Tausende Jahre waren die verlorenen Thaigs der Zwerge vergessen, doch nun sind sie wieder erreichbar. Einer von ihnen ist Amgarrak, in dem einst einige Gelehrte versucht hatten, Caridins Kunst der Golemerschaffung wiederaufleben zu lassen. Nun ist eine zu den Ruinen entsandte Expedition verschwunden und man hat die Aufgabe herauszufinden, was geschehen ist. Alles beginnt damit, dass man einen Brief von Jerrik Dace, einem Zwerg aus Orzammar, bekommt, dessen Bruder bei der verschollenen Expedition dabei war. Also machen wir uns mit ihm und seinem Bronto, namens Snug, auf den Weg um seinen Bruder und den Rest der Expedition zu finden. Der Schwierigkeitsgrad zieht hier im Vergleich zu anderen DLCs deutlich an. Das ist auf der einen Seite eine feine Sache, denn es wird schließlich seitens Bioware als eine Herausforderung für erfahrene Spieler angepriesen. Auf der anderen Seite jedoch, ist es ärgerlich, dass der erhöhte Schwierigkeitsgrad nicht an den besonders taktischen Kämpfen liegt, sondern an der teilweise problematischen Gruppenzusammenstellung. Spielt man nämlich einen Nahkämpfer hat man es ungleich schwerer mit den Gegnern fertig zu werden, als mit einem Magier als Hauptcharakter. Hier wäre es schön gewesen, seine Gefährten aus Origins ebenfalls importieren zu können. Nichtsdestotrotz ist „die Golems von Amgarrak“, wie gewohnt, erstklassig. Die Atmosphäre ist düster gehalten und die Geschichte ist dementsprechend spannend erzählt.

Lelianas Lied:

Jahre vor der Bedrohung durch die Verderbnis, ist Leliana eine junge Bardin, deren Hingabe eher der Leidenschaft als dem Gesang des Lichts gilt. Ihre Mentorin Marjolaine will das orlaisianische Spiel der Intrigen nach Ferelden bringen und Leliana ist begierig darauf ihr zu gefallen. Es entwickelt sich eine Geschichte voller Verrat und Tod um die junge Bardin, die Aufschluss darüber gibt, wie es dazu kam, dass sie schließlich der Kirche beigetreten ist. Anders als bei „Hexenjagd“ und „die Golems von Amgarrak“ kann man aber keinen neuen Charakter erstellen oder einen vorhandenen importieren, sondern man schlüpft direkt in die Rolle von Leliana, die als Mitglied einer kriminellen Organisation nach Ferelden kommt. Begleitet wird sie dabei von 2 guten Freunden, einem Zwergenkrieger und einem Elfenmagier.
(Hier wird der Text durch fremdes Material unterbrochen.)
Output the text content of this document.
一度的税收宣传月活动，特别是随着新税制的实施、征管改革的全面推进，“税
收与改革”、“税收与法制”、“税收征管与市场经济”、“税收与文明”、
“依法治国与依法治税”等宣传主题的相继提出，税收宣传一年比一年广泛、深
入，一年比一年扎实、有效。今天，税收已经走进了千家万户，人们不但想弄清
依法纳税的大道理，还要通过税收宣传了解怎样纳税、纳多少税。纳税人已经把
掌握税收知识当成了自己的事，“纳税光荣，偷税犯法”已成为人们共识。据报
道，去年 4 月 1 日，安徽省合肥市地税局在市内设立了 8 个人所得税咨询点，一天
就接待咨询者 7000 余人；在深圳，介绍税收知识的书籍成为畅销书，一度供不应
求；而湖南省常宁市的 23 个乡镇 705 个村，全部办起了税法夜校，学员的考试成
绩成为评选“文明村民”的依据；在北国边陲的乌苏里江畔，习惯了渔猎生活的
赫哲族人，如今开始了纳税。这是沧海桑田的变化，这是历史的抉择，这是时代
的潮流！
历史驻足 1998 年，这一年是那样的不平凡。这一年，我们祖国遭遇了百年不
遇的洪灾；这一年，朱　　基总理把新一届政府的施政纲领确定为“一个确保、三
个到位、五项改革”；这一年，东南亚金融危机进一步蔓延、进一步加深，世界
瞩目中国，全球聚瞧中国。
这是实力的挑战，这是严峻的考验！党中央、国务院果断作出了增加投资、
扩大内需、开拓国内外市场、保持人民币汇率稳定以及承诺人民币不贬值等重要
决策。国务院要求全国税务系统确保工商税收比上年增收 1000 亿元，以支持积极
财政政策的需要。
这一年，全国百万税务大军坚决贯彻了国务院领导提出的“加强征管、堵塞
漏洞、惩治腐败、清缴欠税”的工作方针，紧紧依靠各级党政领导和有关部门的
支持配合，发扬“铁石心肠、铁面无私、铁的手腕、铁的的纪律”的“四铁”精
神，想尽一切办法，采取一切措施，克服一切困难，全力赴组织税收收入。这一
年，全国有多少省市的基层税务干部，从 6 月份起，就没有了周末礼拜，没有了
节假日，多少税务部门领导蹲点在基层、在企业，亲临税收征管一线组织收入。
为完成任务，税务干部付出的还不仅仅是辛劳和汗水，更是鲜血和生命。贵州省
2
Die ersten Aufträge führen nach Denerim, wo sie im Auftrag ihrer Mentorin Unruhe stiften soll, um vom eigentlichen Coup abzulenken. Die Inszenierung ist dabei wieder auf allerhöchstem Niveau, die düstere Geschichte wird durch die, im Vergleich zu anderen DLCs, häufigen Videosequenzen spannend vermittelt und die Charaktere ergänzen sich gut. Alles in Allem kann man sagen, dass Lelianas Lied der wohl unterhaltsamste Teil der DLCs ist und das, obwohl ich mehr Erwartungen in „Hexenjagd“ gesteckt hatte, da ich mehr Interesse daran hatte, zu erfahren, wie es mit Morrigan weitergeht.

Fazit:

Die Dragon Age: Origins – Ultimate Edition lohnt sich für alle, die mal wieder ein episches Abenteuer in einem Rollenspiel erleben wollen. Tolle Charaktere, eine spannende Geschichte und ein taktisch anspruchsvolles und abwechslungsreiches Kampfsystem. Das sind die Zutaten in Biowares Erfolgsrezept. Das Preis/Leistungs-Verhältnis ist für die Qualität und vor allem den Umfang mehr als gut. Selbst wenn ihr Origins schon besitzt, kann es sich lohnen die Ultimate Edition zu erwerben, da durch den Einzelkauf der Erweiterungen wahrscheinlich höhere Kosten entstehen. Auch wenn die DLCs alle sehr kurz sind und sich beim Einzelkauf, preislich gesehen, doch hart an der Obergrenze bewegen sind sie, mit Ausnahme von „die Chroniken der dunklen Brut“, allesamt zu empfehlen und stellen eine gute Ergänzung zur Hauptgeschichte dar.